Doctor of Philosophy

Department

Graduate School of Journalism

Abstract

This thesis examines the relationship between business level strategy and the organisational success of newspaper types—National, Metropolitan, Regional, Suburban and Ethnic. The newspaper industry is examined in the context of demographic changes, technological innovations, and the business level strategies employed by newspaper types.

The thesis proposes that newspapers need to move away from using mixed strategies to focused strategies to successfully compete in an industry dominated by desktop publishing .and new print technologies, Pay TV and the Internet.

Porter defines three generic strategies (refer Figure 1.0), (Porter, 1980;1985):

1. Cost leadership — seeking to be low cost producers • 2. Differentiation — seeking to be unique in an industry along some dimensions that are widely valued by buyers. • 3. Focus — seeking to concentrate on one or more narrow market segments. The target segments either have buyers with unusual needs or else the production and delivery system differs from others in the target segment. • 3A. Cost Focus — seeking a cost advantage in its target segment. • 3B. Differentiation Focus — seeking differentiation in its target segment.

This thesis builds on Porter's definition and defines: • a focused strategy as being used when a newspaper uses either Porter's 3A or 3B strategy. • a mixed strategy as being used when a newspaper pursues a focused strategy across multiple market segments.

To analyse newspaper performance, newspapers are classified into five types and two data sets established: (a) newspaper publication frequencies and circulation data from 1982 to 1995 and; (b) population sorted by newspaper type from 1982 to 1995.

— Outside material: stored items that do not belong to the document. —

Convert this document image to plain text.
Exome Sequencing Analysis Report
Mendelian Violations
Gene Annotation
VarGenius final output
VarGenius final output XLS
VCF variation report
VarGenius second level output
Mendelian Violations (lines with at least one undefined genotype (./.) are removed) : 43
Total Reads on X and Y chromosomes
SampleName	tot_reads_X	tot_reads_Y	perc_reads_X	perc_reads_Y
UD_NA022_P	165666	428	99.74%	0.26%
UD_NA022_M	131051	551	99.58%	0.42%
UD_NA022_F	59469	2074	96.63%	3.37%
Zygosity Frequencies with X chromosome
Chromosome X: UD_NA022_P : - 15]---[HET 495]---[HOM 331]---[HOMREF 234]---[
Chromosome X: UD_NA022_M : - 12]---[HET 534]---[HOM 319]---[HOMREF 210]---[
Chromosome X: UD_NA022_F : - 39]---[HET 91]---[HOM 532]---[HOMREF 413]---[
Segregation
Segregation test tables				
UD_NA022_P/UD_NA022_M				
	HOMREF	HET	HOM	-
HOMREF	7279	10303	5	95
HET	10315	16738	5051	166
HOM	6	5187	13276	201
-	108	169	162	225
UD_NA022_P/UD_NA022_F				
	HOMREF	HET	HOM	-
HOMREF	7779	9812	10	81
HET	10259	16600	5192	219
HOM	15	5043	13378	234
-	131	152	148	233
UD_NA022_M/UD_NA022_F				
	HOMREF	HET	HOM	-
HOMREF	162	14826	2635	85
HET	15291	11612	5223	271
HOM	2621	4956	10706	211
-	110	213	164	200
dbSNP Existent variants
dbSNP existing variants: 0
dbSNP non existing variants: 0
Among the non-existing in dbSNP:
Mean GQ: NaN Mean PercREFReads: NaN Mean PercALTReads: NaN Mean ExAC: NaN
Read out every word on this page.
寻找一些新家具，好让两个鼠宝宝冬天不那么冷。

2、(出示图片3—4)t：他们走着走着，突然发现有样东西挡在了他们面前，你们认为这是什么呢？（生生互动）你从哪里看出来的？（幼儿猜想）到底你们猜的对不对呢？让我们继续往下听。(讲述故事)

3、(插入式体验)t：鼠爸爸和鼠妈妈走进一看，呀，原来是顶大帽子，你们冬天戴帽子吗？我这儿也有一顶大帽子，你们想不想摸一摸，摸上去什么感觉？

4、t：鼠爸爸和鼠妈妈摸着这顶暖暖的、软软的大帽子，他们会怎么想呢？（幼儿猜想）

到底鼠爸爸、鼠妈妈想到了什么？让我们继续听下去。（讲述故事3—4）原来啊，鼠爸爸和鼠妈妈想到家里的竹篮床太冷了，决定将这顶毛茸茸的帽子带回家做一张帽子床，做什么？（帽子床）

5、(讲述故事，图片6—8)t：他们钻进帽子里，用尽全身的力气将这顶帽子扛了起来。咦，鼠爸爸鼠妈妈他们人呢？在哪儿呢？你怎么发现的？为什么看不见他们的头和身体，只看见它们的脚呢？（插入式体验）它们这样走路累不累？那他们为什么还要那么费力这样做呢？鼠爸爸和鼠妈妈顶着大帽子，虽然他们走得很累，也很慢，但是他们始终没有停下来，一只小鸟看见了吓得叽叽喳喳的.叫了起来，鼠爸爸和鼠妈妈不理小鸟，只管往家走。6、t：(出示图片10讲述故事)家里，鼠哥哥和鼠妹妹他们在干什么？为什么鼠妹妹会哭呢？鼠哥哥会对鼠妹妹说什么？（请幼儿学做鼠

The two data sets are combined to develop a new valid measure of newspaper performance — Circulation per Type per Person per Year (CTPY). CTPY standardises newspaper performance against their target market segment so that comparative performances of newspapers and time series analysis of newspaper performance can be made. CTPY scores are calculated as follows — For a newspaper type, e.g. National Newspapers, CTPY adds the overall annual circulation for each ofthe newspapers within the type and then divides this total by the target population to produce a CTPY score. The CTPY standardised index can also be used to compare newspapers across different markets or newspapers within a market For each individual newspaper e.g. The Sydney Morning Herald, sorted by Type (National, Metropolitan, Regional, Suburban and Ethnic), CTPY takes the actual circulation figures (daily, weekly, etc) for the year and adds them to produce a total circulation figure for the year. This annual total is then divided by the total population of their target market to produce an individual newspaper's CTPY score.

This new measure (CTPY) was developed by the author and is used to analyse newspaper performance over the fourteen years ofthe study. The results show that the overall copies per person per year of newspapers has fallen by 22 percent. National newspapers are classified as using a focused strategy and have dropped their CTPY by 8 percent. Metropolitan newspapers, which face significant competition from Suburban newspapers, are classified as using a mixed strategy and have dropped their CTPY by 46 percent. Regional newspapers, which resemble Metropolitan newspapers, but do not face competition from Suburban newspapers, are classified as using a mixed strategy, and have increased their CTPY by 8 percent. Suburban newspapers are classified as using a focused strategy and have increased their CTPY by 23 percent. Ethnic newspapers are classified as using a focused strategy and have increased their CTPY by 136 percent.